OCR HIPAA Audits Finally Kick Off – Do They Matter?
The HITECH Act called for stepped-up HIPAA privacy and security and breach notification rule enforcement with respect to covered entities and business associates, to be accomplished by spot-check audits. This month, the first 20 of a planned 150 audit subjects will be getting notices from the U.S. Department of Health and Human Services Office of Civil Rights’ contractor, KPMG, saying that their numbers are up.
The HITECH Act called for stepped-up HIPAA privacy and security and breach notification rule enforcement with respect to covered entities and business associates, to be accomplished by spot-check audits. This month, the first 20 of a planned 150 audit subjects will be getting notices from the U.S. Department of Health and Human Services Office of Civil Rights’ contractor, KPMG, saying that their numbers are up. These early test cases will be a proving ground for the auditors and the audit process, as much as for the covered entities to be audited (no business associates in the first 20, or even in the whole batch of 150, apparently). The first round of 20 audits — and a review of the audit protocols — is slated to take about five months. Up to 130 other audits will follow, in the final eight months of this pilot. Each audit is supposed to take about 30 business days, and will include on-site interviews and investigations. Document requests are to be turned around in ten days, and KPMG will give 30-90 days advance notice of site visits. In theory, audits may bring to light issues that do not surface in the course of complaint investigations, and are expected to yield OCR guidance and highlighting of best practices.
Will this audit program change behavior of covered entities and business associates?

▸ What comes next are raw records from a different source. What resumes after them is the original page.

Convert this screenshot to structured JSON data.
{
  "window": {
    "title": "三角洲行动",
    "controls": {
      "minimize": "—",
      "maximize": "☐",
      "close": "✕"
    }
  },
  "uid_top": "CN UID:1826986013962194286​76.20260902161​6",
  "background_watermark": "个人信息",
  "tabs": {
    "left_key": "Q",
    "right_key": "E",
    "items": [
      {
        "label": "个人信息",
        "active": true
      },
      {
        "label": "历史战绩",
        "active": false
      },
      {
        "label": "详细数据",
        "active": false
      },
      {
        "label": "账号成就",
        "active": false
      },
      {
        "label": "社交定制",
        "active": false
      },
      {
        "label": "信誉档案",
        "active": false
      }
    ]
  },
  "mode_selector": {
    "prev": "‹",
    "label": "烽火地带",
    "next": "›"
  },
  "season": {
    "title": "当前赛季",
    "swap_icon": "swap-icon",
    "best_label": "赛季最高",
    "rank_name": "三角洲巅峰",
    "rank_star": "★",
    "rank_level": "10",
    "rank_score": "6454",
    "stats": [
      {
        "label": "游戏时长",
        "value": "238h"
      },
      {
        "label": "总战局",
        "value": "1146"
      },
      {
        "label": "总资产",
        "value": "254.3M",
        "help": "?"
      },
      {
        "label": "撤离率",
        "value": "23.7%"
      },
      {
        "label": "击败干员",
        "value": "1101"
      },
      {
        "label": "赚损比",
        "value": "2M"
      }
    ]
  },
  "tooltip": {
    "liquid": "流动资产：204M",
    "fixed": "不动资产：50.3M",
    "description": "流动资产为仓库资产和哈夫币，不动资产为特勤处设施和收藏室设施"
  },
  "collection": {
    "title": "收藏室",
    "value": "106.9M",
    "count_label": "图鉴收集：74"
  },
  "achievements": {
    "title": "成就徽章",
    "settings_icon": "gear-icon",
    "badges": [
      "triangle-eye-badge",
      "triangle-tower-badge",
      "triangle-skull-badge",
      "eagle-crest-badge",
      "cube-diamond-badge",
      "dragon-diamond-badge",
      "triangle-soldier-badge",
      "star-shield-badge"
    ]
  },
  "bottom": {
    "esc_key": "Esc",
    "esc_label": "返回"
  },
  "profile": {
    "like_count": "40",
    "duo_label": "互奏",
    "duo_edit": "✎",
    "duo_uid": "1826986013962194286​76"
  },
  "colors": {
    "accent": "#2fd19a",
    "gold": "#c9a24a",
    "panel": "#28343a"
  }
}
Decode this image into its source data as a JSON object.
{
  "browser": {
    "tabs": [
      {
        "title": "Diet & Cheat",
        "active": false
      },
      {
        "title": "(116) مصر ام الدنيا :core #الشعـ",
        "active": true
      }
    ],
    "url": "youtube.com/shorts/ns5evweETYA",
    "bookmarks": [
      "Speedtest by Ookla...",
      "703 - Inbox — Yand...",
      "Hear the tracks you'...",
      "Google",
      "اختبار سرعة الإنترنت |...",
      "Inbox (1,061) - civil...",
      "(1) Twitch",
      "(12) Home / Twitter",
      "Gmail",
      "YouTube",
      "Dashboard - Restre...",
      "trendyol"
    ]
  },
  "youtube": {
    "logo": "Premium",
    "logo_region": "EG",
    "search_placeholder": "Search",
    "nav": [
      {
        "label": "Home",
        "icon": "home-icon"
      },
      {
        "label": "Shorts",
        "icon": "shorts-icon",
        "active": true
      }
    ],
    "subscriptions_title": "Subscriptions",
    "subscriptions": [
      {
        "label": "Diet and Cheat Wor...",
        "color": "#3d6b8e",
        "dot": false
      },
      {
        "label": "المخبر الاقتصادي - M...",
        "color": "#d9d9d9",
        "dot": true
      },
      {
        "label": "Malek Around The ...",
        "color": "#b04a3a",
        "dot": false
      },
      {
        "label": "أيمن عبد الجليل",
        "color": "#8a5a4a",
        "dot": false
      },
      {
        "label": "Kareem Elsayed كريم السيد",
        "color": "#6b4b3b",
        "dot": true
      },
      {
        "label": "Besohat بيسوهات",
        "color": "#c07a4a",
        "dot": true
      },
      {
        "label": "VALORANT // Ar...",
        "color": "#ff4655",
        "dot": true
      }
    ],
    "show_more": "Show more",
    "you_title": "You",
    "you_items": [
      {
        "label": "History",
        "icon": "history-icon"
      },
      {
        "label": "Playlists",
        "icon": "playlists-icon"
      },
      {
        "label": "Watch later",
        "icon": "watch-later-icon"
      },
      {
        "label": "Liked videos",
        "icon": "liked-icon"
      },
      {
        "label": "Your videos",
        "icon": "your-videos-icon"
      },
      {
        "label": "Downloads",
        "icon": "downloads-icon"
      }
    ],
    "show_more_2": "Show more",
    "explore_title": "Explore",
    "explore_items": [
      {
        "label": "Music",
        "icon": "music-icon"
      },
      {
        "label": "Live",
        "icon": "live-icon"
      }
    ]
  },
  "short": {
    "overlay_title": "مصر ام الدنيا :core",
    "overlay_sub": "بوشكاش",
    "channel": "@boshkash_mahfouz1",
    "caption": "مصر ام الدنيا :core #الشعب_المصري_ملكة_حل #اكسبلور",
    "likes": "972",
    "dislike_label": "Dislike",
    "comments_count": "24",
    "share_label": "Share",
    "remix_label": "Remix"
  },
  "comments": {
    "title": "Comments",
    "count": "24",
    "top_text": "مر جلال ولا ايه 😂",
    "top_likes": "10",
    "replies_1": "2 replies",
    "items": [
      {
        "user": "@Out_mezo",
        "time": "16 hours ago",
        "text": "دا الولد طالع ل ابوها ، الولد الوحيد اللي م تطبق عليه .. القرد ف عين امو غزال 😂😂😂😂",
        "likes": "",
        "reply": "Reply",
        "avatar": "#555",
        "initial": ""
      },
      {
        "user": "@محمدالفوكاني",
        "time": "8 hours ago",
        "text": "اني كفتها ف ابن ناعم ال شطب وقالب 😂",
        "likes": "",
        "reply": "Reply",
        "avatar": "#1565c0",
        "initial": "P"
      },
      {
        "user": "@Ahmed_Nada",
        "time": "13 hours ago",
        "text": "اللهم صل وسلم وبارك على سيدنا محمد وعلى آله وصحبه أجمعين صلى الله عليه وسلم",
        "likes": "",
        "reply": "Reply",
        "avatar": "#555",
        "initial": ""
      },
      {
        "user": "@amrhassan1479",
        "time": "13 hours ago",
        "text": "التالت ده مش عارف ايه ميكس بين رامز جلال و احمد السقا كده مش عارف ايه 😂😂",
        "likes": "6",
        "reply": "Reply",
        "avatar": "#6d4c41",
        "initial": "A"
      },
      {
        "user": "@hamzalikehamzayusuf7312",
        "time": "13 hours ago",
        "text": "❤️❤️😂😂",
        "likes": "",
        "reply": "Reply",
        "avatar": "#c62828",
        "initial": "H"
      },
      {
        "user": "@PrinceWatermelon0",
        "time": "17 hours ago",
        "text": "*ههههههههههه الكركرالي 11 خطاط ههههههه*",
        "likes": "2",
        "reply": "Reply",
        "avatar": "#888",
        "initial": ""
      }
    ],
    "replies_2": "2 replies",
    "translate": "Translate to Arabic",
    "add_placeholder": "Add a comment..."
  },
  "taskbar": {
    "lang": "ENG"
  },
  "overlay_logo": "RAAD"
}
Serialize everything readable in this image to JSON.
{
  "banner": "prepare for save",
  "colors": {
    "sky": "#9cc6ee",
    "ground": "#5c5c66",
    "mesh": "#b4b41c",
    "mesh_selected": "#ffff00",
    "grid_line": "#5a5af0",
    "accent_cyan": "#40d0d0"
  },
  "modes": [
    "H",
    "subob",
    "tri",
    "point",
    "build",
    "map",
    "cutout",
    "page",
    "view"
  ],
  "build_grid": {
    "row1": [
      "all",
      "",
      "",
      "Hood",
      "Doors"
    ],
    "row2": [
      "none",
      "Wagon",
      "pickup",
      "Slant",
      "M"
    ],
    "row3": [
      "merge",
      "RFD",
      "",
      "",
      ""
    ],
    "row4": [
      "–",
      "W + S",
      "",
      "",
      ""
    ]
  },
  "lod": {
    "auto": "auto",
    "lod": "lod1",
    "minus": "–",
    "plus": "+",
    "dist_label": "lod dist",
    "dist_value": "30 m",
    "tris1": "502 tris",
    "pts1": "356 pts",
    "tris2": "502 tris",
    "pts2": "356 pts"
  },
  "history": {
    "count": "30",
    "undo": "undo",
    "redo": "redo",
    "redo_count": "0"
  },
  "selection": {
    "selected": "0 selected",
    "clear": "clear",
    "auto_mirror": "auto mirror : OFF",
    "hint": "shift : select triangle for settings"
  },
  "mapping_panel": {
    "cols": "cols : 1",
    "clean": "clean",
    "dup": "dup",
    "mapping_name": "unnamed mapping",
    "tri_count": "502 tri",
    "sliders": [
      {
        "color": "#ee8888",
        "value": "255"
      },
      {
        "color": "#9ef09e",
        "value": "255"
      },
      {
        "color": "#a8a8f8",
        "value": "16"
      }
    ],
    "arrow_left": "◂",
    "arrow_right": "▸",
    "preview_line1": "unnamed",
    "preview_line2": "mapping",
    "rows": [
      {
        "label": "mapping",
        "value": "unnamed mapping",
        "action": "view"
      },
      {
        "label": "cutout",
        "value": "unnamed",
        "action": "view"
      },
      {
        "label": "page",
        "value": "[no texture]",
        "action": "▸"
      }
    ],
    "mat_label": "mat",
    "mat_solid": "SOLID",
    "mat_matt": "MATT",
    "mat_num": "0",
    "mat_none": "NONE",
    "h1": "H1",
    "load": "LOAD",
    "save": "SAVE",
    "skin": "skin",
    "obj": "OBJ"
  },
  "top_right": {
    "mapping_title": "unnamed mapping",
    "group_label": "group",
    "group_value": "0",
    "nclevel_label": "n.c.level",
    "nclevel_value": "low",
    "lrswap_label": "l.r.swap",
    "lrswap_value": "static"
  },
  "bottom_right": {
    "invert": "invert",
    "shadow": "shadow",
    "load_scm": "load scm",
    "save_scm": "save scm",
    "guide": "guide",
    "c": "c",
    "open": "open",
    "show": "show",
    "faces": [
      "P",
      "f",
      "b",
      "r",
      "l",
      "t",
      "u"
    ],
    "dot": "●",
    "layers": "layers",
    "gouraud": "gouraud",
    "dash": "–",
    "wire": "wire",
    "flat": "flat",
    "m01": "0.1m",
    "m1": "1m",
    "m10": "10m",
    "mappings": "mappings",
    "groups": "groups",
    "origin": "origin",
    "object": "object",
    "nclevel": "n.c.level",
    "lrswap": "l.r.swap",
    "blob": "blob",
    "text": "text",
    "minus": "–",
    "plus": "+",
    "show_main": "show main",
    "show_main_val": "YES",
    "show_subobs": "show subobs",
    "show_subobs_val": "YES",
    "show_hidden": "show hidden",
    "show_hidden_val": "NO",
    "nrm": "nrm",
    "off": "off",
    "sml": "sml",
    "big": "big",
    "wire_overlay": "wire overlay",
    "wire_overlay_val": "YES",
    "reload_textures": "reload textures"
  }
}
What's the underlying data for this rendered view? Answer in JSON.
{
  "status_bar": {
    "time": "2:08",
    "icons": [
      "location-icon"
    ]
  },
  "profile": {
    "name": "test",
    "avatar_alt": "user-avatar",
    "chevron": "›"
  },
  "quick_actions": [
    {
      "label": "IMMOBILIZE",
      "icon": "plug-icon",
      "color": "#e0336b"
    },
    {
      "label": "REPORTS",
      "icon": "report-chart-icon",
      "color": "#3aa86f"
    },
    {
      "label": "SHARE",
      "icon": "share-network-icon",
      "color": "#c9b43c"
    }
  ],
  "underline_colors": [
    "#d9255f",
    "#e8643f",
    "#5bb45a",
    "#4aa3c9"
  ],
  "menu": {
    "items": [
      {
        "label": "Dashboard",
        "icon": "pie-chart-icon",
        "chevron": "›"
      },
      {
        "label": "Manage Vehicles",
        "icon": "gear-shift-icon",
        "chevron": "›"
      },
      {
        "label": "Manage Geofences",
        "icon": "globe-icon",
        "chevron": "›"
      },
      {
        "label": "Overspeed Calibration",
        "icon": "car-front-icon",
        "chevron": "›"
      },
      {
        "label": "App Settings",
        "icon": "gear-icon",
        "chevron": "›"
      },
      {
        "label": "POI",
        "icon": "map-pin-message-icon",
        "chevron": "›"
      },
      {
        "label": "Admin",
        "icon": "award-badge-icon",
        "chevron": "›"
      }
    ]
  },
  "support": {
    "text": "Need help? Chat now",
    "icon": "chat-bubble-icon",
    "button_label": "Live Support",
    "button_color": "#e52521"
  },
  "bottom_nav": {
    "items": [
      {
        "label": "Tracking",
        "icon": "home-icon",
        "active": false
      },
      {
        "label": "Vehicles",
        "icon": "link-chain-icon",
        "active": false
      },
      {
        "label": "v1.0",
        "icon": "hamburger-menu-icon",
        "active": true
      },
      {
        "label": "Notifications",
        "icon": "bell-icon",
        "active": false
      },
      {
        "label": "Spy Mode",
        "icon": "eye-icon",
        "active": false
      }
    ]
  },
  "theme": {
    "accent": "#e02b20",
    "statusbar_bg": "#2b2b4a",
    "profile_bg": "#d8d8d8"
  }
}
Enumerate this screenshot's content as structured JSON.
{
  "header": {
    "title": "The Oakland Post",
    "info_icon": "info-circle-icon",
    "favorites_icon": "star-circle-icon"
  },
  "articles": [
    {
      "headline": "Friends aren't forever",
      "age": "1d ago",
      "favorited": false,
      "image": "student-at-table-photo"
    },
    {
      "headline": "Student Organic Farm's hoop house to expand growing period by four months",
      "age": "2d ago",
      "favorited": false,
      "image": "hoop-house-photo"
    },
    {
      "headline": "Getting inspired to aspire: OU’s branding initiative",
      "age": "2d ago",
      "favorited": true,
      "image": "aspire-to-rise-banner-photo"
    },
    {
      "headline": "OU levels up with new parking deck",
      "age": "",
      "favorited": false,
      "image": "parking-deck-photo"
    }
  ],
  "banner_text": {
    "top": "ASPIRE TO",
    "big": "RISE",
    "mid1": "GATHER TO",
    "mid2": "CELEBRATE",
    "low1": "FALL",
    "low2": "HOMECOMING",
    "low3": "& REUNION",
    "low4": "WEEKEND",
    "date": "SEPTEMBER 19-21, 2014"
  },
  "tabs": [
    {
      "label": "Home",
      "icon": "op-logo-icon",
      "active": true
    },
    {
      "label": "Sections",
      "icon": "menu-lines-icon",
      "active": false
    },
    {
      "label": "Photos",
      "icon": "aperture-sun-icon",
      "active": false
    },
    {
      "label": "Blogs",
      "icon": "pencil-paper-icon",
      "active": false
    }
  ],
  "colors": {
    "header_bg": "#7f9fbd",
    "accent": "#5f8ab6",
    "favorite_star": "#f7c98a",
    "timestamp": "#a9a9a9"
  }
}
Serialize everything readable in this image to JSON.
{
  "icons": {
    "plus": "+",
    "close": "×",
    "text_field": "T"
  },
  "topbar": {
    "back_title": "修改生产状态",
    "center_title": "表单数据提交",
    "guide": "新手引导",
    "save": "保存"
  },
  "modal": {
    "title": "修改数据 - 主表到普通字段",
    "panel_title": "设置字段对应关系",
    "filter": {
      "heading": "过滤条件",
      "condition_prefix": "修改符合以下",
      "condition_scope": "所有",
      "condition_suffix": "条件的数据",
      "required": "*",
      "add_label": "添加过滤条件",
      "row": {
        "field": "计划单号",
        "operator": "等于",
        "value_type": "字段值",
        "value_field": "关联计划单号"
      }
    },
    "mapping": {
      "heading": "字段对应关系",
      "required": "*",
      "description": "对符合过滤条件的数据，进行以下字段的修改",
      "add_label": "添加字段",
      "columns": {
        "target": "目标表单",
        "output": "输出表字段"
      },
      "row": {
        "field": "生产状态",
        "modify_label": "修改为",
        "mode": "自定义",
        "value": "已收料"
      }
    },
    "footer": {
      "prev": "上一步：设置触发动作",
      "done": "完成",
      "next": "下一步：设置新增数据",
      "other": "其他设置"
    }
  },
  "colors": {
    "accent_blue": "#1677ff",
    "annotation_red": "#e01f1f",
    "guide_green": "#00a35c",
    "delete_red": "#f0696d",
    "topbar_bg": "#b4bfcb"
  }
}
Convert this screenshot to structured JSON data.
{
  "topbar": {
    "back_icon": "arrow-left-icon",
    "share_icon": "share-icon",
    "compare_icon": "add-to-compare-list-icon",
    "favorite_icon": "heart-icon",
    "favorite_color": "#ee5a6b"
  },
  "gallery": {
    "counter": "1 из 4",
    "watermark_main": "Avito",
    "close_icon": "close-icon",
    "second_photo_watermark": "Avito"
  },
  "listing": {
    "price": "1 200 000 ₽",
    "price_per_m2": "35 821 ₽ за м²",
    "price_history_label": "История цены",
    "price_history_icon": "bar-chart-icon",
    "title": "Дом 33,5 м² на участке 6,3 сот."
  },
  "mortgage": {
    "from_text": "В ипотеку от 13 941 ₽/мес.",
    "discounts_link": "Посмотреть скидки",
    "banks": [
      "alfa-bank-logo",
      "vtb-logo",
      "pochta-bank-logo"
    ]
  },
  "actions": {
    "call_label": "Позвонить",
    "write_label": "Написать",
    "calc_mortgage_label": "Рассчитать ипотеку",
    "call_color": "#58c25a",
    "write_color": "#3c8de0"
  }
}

In general, the regulated community seems to get a free pass for about a year after a new regulatory schema is rolled out, before real enforcement kicks in. It’s been longer that for HIPAA (well, most of HIPAA, anyway), and there have been enforcement actions initiated by the federales (and by state attorneys general under the HITECH Act). Many of these enforcement actions — largely initiated by complaints filed by the public — have generated more heat than light. (Consider the Harvard teaching hospital and its paper records left on the subway, or T; consider the judgment-proof, bankrupt incompetence of a company that couldn’t, or wouldn’t, provide requested information to patients, led by someone who perhaps whould not have been allowed to hold such a position. Is either a relevant example that will cow an otherwise recalcitrant covered entity or business associate into compliance?) The “Wall of Shame” reports of significant data breaches, as a whole, do not seem to have motivated behavior change — behavior change like encrypting a laptop or portable hard drive containing protected health information, for example, which encryption would mean its loss would not have to be reported on the Wall of Shame. In sum, since the reputational and operational dislocations caused by reportable breaches to date have not yielded a significant change in behavior by covered entities and business associates, generally, it is unclear whether a small-scale — or even a large-scale — audit program will yield meaningful increases in HIPAA compliance. Living through a reportable data breach, and fixing privacy and security policies and their implementation after the fact, is probably at least as painful as going through an OCR audit, yet many covered entities have yet to adopt and implement data encryption and other policies and procedures that would eliminate the possibility of that happening to them.
Here’s hoping we don’t have to wait until after December 2012 to get some guidance and best practices from the auditors based on their work. Will we see an army of HIPAA auditors in 2013? And when will OCR start auditing business associates?
The $64,000 question is: Will all this have an impact on the privacy and security of protected health information (PHI)?
I am skeptical, at best. ONC is rolling out an educational message to let individuals know more about privacy and security and that, together with hiring bands of auditors, may build towards having some effect. But we need to consider the range of data whose release would be considered a data breach, and perhaps revisit the general approach. It may be that the default setting for some information should be public, or that some easy sharing options should be built in. Consider the “green button” and “rainbow button” initiatives (riffing on the VA’s Blue Button). Rolling out these initiatives could have the effect of lessening the amount of data that must be kept 100% private and secure, and could have some beneficial effects, as well. Finally, consider the radical proposal to reverse the presumption of privacy entirely.
While we are not yet in a utopian society where release of health information will have no negative effects on an individual (think: employment, insurance, to name two key domains where this is an issue), perhaps we could devote more resources to reaching that ideal, and fewer to the ultimately futile attempt to assure 100% compliance with the privacy and security requirements applicable to an ever-increasing universe of PHI — because not only is the volume of data out there ever-increasing, but information that may be considered de-identified (and therefore beyond the reach of the regs) today, may become easily re-identifiable tomorrow as more and more data, from diverse sources, is shared on line.
Meanwhile, metaphorically speaking, be sure the doors and windows are locked before KPMG and OCR come knocking.